The Food and Drug Administration (FDA) also provides guidelines for good laboratory practices (GLP) which need to be followed for medical product development for preclinical trials (http://www.accessdata.fda.gov/scripts/cdrh/cfdocs/cfcfr/CFRSearch.cfm?CFRPart=58). Researchers should understand the guidelines and work with their institutions to establish GLP practices early in the drug development process. Resources are also available through the Alzheimer’s Drug Discovery Foundation that cover topics from central nervous system drug discovery through commercialization (https://www.scienceexchange.com/group/addf-access/resources#catList).

Conducting clinical trials

Conducting clinical trials in PHH of prematurity present a number unique challenges. Extreme prematurity, very low birthweight, and medical comorbidities as well as often complex social issues all contribute to the vulnerability of this population. Thus, clinical studies must be held to the highest standards of good clinical practice (GCP), institutional human research protection offices, and federal agencies such as the NIH and FDA.

Despite its high prevalence within newborn medicine and hydrocephalus in general, PHH is relatively uncommon at any individual institution. Multi-institutional platforms are therefore critical to conducting meaningful human studies research in PHH. In addition to the HA-supported HCRN, the NIH has worked to develop infrastructure for clinical studies for conditions like PHH. NINDS established the Network for Excellence in Neuroscience Clinical Trials (NeuroNext) that consists of one Clinical Coordinating Center (CCC), a Data Coordinating Center (DCC), and 25 Clinical Sites located throughout the United States (https://www.neuronext.org/). The standardized and accessible infrastructure of NeuroNext was designed to efficiently and rapidly conduct exploratory phase I and II clinical trials as well as biomarker validation studies.

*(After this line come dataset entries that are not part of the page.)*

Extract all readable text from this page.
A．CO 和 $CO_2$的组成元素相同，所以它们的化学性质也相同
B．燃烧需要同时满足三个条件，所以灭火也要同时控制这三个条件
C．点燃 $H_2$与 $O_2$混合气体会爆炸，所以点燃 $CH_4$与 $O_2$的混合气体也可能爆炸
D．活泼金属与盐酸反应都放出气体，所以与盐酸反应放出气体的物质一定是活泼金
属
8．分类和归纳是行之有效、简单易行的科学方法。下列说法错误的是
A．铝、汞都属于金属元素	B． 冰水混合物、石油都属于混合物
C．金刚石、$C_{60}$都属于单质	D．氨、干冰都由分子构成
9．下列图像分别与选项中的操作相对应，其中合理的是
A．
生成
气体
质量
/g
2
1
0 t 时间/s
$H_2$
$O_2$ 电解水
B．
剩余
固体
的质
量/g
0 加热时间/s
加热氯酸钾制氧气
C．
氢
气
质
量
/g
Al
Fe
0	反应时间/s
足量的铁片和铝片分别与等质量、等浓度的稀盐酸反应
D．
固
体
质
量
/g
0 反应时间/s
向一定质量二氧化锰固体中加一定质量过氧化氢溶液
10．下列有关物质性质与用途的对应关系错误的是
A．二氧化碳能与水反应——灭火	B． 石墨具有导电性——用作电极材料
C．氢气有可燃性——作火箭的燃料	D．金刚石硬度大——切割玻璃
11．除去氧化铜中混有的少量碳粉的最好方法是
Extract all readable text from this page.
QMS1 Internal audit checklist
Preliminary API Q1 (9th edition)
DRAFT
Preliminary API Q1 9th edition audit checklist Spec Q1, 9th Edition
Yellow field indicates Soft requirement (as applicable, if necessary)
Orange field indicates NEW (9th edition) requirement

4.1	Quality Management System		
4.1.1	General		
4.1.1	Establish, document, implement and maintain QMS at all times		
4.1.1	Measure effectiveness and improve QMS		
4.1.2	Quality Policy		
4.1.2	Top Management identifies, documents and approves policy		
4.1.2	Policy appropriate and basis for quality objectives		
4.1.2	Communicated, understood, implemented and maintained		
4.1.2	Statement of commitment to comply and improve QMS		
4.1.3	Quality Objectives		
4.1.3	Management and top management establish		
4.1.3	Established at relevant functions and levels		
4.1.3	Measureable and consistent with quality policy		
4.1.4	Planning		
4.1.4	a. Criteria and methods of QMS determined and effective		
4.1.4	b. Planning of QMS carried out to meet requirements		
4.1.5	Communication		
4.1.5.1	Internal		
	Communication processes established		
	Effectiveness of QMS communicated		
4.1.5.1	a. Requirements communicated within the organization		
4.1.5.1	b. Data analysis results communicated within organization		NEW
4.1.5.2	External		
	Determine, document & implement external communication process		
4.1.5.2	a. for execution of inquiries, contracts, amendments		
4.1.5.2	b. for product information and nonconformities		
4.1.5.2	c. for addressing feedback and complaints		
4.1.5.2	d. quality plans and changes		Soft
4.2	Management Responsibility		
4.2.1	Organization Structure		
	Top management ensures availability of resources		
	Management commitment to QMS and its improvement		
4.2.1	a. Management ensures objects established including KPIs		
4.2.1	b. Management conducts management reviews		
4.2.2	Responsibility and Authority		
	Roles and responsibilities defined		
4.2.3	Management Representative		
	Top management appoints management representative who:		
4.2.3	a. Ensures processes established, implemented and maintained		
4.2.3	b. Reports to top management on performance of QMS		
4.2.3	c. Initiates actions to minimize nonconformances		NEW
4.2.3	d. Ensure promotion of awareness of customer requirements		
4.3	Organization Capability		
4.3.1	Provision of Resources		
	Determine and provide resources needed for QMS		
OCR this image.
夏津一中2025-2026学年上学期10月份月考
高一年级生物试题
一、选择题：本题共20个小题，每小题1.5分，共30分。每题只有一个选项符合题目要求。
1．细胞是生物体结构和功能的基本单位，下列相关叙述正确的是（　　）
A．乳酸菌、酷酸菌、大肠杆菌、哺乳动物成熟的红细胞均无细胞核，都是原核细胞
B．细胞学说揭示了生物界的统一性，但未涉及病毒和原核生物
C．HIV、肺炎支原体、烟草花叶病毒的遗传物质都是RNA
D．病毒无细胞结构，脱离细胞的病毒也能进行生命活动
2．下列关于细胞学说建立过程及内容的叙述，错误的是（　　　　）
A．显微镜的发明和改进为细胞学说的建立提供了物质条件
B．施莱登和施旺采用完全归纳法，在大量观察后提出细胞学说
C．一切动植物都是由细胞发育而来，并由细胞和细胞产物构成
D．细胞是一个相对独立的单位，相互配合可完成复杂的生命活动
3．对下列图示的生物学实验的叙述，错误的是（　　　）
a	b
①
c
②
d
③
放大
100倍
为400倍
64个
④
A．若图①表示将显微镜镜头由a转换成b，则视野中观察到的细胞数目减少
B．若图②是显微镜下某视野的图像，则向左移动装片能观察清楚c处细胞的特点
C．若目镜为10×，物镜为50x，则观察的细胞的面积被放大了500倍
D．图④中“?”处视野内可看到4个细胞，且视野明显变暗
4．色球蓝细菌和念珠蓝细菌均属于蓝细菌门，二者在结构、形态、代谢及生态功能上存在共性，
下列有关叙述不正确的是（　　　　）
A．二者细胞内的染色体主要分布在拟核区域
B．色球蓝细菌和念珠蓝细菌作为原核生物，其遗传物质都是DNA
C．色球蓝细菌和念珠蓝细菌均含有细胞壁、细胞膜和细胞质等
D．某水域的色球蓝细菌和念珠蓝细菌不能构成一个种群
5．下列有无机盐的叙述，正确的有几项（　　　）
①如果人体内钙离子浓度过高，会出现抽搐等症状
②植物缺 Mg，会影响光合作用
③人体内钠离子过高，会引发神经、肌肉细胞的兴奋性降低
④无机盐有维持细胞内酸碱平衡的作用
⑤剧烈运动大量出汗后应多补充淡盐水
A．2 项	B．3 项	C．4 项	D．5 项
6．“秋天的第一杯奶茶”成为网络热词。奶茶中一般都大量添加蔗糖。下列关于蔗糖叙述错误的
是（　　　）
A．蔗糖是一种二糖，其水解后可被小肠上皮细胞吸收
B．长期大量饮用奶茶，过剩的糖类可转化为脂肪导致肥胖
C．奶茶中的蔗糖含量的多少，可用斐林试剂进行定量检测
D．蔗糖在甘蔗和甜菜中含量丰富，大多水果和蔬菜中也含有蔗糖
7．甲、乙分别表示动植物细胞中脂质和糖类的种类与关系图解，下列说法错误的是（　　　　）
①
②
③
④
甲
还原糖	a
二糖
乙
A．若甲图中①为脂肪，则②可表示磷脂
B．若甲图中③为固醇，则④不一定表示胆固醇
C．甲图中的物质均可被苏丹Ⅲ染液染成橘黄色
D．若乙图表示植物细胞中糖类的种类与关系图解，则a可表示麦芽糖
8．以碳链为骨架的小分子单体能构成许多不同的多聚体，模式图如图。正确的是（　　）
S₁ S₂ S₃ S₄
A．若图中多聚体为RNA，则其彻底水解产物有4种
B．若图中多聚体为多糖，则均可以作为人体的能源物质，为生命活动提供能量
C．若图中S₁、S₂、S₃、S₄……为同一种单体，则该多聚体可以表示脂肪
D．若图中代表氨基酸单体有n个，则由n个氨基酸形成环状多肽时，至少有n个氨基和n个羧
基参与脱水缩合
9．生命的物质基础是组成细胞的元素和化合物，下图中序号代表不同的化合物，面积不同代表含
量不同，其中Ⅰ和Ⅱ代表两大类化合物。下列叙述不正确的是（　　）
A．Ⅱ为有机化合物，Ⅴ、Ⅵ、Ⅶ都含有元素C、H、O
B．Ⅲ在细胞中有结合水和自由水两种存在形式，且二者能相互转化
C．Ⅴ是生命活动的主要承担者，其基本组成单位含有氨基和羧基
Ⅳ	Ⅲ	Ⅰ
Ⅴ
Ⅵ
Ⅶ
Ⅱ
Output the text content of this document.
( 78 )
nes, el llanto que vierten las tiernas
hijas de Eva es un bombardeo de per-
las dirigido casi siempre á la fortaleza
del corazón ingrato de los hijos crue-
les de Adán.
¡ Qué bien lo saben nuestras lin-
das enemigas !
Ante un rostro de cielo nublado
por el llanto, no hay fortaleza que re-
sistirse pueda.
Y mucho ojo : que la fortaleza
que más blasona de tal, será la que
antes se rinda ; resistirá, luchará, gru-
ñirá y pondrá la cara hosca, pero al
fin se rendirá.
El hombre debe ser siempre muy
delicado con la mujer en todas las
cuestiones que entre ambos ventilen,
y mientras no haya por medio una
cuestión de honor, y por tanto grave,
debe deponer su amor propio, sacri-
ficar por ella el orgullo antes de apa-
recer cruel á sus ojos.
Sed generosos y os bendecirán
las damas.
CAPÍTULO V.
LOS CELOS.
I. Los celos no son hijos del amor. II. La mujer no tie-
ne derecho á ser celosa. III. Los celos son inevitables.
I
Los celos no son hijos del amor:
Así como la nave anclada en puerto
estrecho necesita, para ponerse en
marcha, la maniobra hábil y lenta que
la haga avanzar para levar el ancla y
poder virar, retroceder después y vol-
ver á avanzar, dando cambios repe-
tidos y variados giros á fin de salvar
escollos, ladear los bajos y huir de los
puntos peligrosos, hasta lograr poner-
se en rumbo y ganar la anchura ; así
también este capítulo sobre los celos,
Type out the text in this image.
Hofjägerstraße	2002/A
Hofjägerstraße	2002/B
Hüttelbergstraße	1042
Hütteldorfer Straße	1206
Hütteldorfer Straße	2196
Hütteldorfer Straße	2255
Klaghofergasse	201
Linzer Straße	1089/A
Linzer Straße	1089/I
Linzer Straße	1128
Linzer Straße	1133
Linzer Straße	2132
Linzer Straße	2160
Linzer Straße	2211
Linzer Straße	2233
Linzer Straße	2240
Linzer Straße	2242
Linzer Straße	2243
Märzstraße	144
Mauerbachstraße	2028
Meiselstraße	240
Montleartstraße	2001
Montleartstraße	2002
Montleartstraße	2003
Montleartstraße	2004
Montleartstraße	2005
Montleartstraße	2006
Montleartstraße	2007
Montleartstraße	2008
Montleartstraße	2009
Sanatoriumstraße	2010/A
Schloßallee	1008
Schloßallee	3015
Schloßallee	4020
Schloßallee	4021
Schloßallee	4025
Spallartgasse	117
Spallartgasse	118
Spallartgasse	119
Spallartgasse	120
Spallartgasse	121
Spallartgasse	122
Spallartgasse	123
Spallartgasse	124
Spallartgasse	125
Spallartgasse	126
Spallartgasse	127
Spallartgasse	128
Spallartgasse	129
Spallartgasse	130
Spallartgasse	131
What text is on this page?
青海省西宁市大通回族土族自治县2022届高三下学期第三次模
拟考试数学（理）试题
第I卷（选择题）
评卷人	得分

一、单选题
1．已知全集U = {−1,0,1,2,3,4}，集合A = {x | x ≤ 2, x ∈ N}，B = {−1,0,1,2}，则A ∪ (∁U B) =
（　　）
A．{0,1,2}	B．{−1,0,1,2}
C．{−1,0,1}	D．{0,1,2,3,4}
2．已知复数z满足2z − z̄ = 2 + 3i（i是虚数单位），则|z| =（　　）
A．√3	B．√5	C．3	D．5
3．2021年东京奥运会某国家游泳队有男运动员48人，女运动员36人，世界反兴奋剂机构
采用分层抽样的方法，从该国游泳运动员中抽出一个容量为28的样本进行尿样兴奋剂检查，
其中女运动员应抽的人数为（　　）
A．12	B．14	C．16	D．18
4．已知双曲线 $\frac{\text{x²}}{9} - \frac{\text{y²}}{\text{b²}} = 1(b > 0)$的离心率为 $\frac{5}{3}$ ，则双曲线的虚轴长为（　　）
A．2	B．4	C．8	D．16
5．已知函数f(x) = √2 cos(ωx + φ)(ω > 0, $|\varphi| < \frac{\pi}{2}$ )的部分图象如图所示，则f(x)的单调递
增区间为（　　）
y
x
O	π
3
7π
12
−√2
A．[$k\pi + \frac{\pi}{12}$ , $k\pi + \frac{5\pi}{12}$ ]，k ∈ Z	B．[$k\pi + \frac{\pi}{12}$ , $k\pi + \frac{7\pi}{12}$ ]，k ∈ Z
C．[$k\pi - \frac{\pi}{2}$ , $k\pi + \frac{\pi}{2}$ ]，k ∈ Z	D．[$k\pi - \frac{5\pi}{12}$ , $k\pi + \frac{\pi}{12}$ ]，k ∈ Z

Through the National Center for Advancing Translational Sciences (NCATS), the NIH also has important resources for early and late phase studies designed to repurpose drugs developed for other conditions (https://ncats.nih.gov/preclinical/repurpose). For example, the Molecular Libraries Small Molecule Repository (MLSMR) has over 350,000 compounds. Taking advantage of these resources can accelerate the process of therapy development.

Role of the Hydrocephalus Association

The HA can play a central role in accelerating hydrocephalus research by serving as a link between the two HA-supported clinical networks, the Hydrocephalus Clinical Research Network (HCRN.org) and Adult HCRN (AHCRN.org), the basic and translational researchers involved with the HA Network for Discovery Science (HANDS, HANDS.hydroassoc.org), and the patient community through the HA Patient Powered Interactive Engagement Registry (HAPPIER, hydroassoc.org/happier). HANDS is designed to support basic and translational research by directly funding research studies, building shared infrastructure, and convening workshops and conferences. HANDS is also a platform for improving communication between researchers and developing new research collaborations. HAPPIER is a patient reported database. The survey data generated through HAPPIER can be used by researchers. In addition, researchers can work with HA to send out new surveys and also to recruit patients for clinical trials. The HA will continue to develop and modify research programs to best serve the hydrocephalus research community as well as continue advocacy efforts to increase the availability of federal funding for hydrocephalus research.

Conclusions

Intraventricular hemorrhage and posthemorrhagic hydrocephalus is a potentially devastating condition in premature neonates with no effective non-surgical therapies. The Hydrocephalus Association Posthemorrhagic Hydrocephalus Workshop identified many important areas for future research to help produce a pathway for reducing the occurrence and effects of PHH.